Prediction API

The Prediction API is the HTTP interface for running model inference. It uses a fixed envelope format that wraps model-specific inputs and outputs, allowing a uniform API across all Cog models.

Endpoints

Endpoint	Method	Purpose
`POST /predictions`	Create	Start a new prediction
`PUT /predictions/{id}`	Create (idempotent)	Start or retrieve existing prediction
`POST /predictions/{id}/cancel`	Cancel	Cancel a running prediction
`GET /health-check`	Health	Check server status
`GET /`	Index	List available endpoints
`GET /openapi.json`	Schema	OpenAPI specification

By default, POST /predictions blocks until completion. For long-running predictions, use async mode with Prefer: respond-async header -- the response returns immediately with status processing, and progress updates are delivered via webhook.

The Envelope Pattern

Every Cog model exposes the same endpoints with the same request/response structure.

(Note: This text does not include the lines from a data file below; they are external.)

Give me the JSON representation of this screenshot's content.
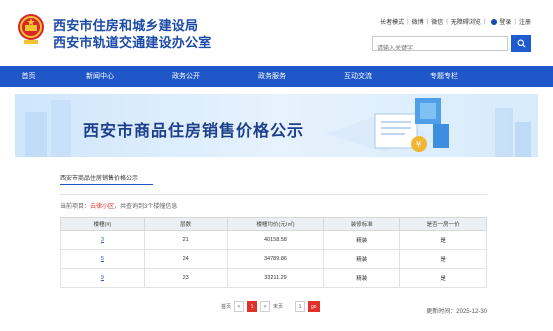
{
  "header": {
    "title_line1": "西安市住房和城乡建设局",
    "title_line2": "西安市轨道交通建设办公室",
    "links": [
      "长者模式",
      "微博",
      "微信",
      "无障碍浏览",
      "登录",
      "注册"
    ],
    "search_placeholder": "请输入关键字"
  },
  "nav": {
    "items": [
      "首页",
      "新闻中心",
      "政务公开",
      "政务服务",
      "互动交流",
      "专题专栏"
    ]
  },
  "banner": {
    "title": "西安市商品住房销售价格公示"
  },
  "content": {
    "tab_label": "西安市商品住房销售价格公示",
    "project_prefix": "当前项目：",
    "project_name": "云律小区",
    "project_suffix": "，共查询到3个楼幢信息"
  },
  "table": {
    "headers": [
      "楼幢(#)",
      "层数",
      "楼幢均价(元/㎡)",
      "装修标准",
      "是否一房一价"
    ],
    "rows": [
      [
        "3",
        "21",
        "40158.58",
        "精装",
        "是"
      ],
      [
        "5",
        "24",
        "34789.86",
        "精装",
        "是"
      ],
      [
        "9",
        "23",
        "33211.29",
        "精装",
        "是"
      ]
    ]
  },
  "pager": {
    "first": "首页",
    "prev": "<",
    "current": "1",
    "next": ">",
    "last": "末页",
    "jump_value": "1",
    "go": "go"
  },
  "footer": {
    "update_text": "更新时间：2025-12-30"
  },
  "colors": {
    "brand_blue": "#1f57c8",
    "title_blue": "#1b4aa8",
    "accent_red": "#e0312a"
  }
}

The model-specific parts (input fields, output type) are defined by the Schema and validated at runtime.

mermaid

flowchart TB
    subgraph envelope ["Fixed Envelope (same for all models)"]
        direction TB
        fixed["id, status, created_at, logs, metrics, ..."]
        input["input#colon; { ... } — model-specific (from schema)"]
        output["output#colon; ... — model-specific (from schema)"]
    end

This pattern means:

Clients use the same code to call any Cog model
Platforms can route requests without understanding model internals
Input validation is schema-driven, not hardcoded

PredictionRequest

What clients send to start a prediction:

json

{
  "id": "abc-123",
  "input": {
    "prompt": "A photo of a cat",
    "steps": 50
  },
  "webhook": "https://example.com/webhook",
  "webhook_events_filter": ["start", "output", "logs", "completed"]
}

Field	Type	Purpose
`id`	string (optional)	Client-provided ID for idempotency
`input`	object	Model-specific -- validated against schema
`webhook`	URL (optional)	Where to send progress updates
`webhook_events_filter`	array (optional)	Which events to send
`created_at`	datetime (optional)	Client-provided timestamp

The input object is validated against the Input schema generated from the predictor's predict() signature. Unknown fields are rejected; missing required fields raise validation errors.

PredictionResponse

What comes back from the API:

json

{
  "id": "abc-123",
  "status": "succeeded",
  "input": {
    "prompt": "A photo of a cat",
    "steps": 50
  },
  "output": "https://storage.example.com/output.png",
  "logs": "Loading model...\nGenerating image...\nDone.",
  "error": null,
  "metrics": {
    "predict_time": 4.52
  },
  "created_at": "2024-01-15T10:30:00Z",
  "started_at": "2024-01-15T10:30:01Z",
  "completed_at": "2024-01-15T10:30:05Z"
}

Field	Type	Purpose
`id`	string	Prediction identifier
`status`	enum	`starting`, `processing`, `succeeded`, `canceled`, `failed`
`input`	object	Echo of the input (for reference)
`output`	any	Model-specific -- type defined by schema
`logs`	string	Captured stdout/stderr from predict()
`error`	string	Error message if status is `failed`
`metrics`	object	Timing and other metrics
`created_at`	datetime	When request was received
`started_at`	datetime	When prediction began
`completed_at`	datetime	When prediction finished

Status Lifecycle

mermaid

stateDiagram-v2
    [*] --> starting: Request received
    starting --> processing: predict() called
    processing --> succeeded: predict() returns
    processing --> failed: predict() raises exception
    processing --> canceled: Cancel requested
    succeeded --> [*]
    failed --> [*]
    canceled --> [*]

State transitions on the Prediction struct fire webhooks as a side effect -- calling set_processing() sends the Start webhook, set_succeeded() sends the terminal Completed webhook.

Connection Drop Handling

Synchronous predictions automatically cancel when the client connection drops. This prevents wasted computation on predictions where the client is no longer listening.

rust

// SyncPredictionGuard is RAII -- drops when connection closes
let guard = handle.sync_guard();
let result = service.predict(slot, input).await;
// If connection drops here, guard.drop() cancels the prediction

Async predictions (via Prefer: respond-async) are unaffected -- they continue running regardless of client connection state, delivering results via webhook.

Health States

The /health-check endpoint always returns HTTP 200 with the status in the JSON body. This allows load balancers and orchestrators to distinguish between "server is running but not ready" vs "server is down."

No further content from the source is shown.